BAB III HASIL DAN PEMBAHASAN Hasil Penelitian yang dilakukan oleh Juniati kepada 68 responden yang berada di Puskesmas Plus Bara-Baraya Makassar yaitu : A. Pengetahuan ibu hamil tentang pengertian infeksi TORCH 21 responden (31%) pengetahuan baik, 34 responden (50%) pengetahuan cukup, pengetahuan kurang 13 responden (19%). B. Pengetahuan tentang cara penularan infeksi TORCH 33 responden (48.5%) pengetahuan baik, pengetahuan cukup 21 responden (31%), pengetahuan kurang 14 responden (20.5%). C. Pengetahuan tentang gejala infeksi TORCH 24 responden (35.3%) pengetahuan baik, pengetahuan cukup 32 responden (47.1%), pengetahuan kurang 12 responden (17.6%). D. Pengetahuan tentang dampak infeksi TORCH 23 responden (33.8%) pengetahuan baik, pengetahuan cukup 28 responden (41.2%), pengetahuan kurang 17 responden (25%). E. Pengetahuan tentang pencegahan infeksi TORCH 44 responden (65%) pengetahuan baik, pengetahuan cukup 17 responden (25%) tingkat pengetahuan kurang 7 responden (10%). Sedangkan hasil penelitian yang dilakukan oleh Hasdina kepada 201 responden yang berada di RSKDIA Pertiwi, RSDIA Siti Fatimah, dan RSIA Sitti Khadijah I menunjukkan bahwa: A. Pengetahuan tentang pengertian infeksi TORCH yaitu sebanyak 75 (37,31%) ibu yang memiliki pengetahuan dalam kategori tahu dan 126 (62,69%) ibu yang memiliki pengetahuan dalam kategori tidak tahu. B. pengetahuan tentang tanda dan gejala infeksi TORCH yaitu sebanyak 84 (41,80%) ibu yang memiliki pengetahuan dalam kategori tahu dan 117 (58,20%) ibu yang memiliki pengetahuan dalam kategori tidak tahu.

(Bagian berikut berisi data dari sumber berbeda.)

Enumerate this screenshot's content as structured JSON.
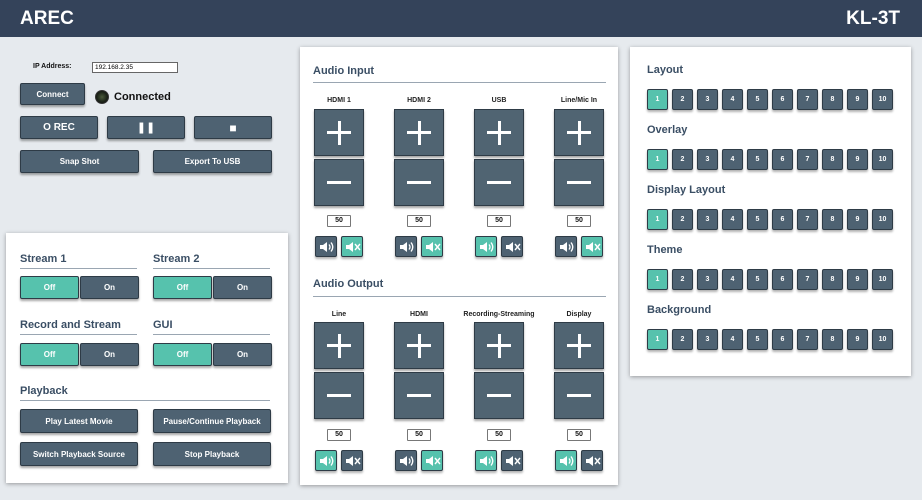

C. pengetahuan tentang cara penularan infeksi TORCH yaitu sebanyak 74 (36,81%) ibu yang memiliki pengetahuan dalam kategori tahu dan 127 (63,18%) ibu yang memiliki pengetahuan dalam kategori tidak tahu. D. pengetahuan tentang dampak infeksi TORCH yaitu sebanyak 53 (26,37%) ibu yang memiliki pengetahuan dalam kategori tahu dan 148 (73,63%) ibu yang memiliki pengetahuan dalam kategori tidak tahu. Berdasarkan penelitian Juniati dan Hasdina tentang pengetahuan ibu hamil terhadap infeksi TORCH, masih banyak responden yang tidak mengetahui apa itu infeksi TORCH. Juniati menyebutkan bahwa kurang pengetahuan ibu hamil bisa disebabkan oleh kurang nya informasi tentang pengetahuan infeksi TORCH yang didapatkan oleh responden. Sedangkan menurut penelitian Hasdina, menyatakan bahwa responden masih asing mendengar kata TORCH , jadi mereka pun tidak mendapatkan informasi tentang pengetahuan tersebut.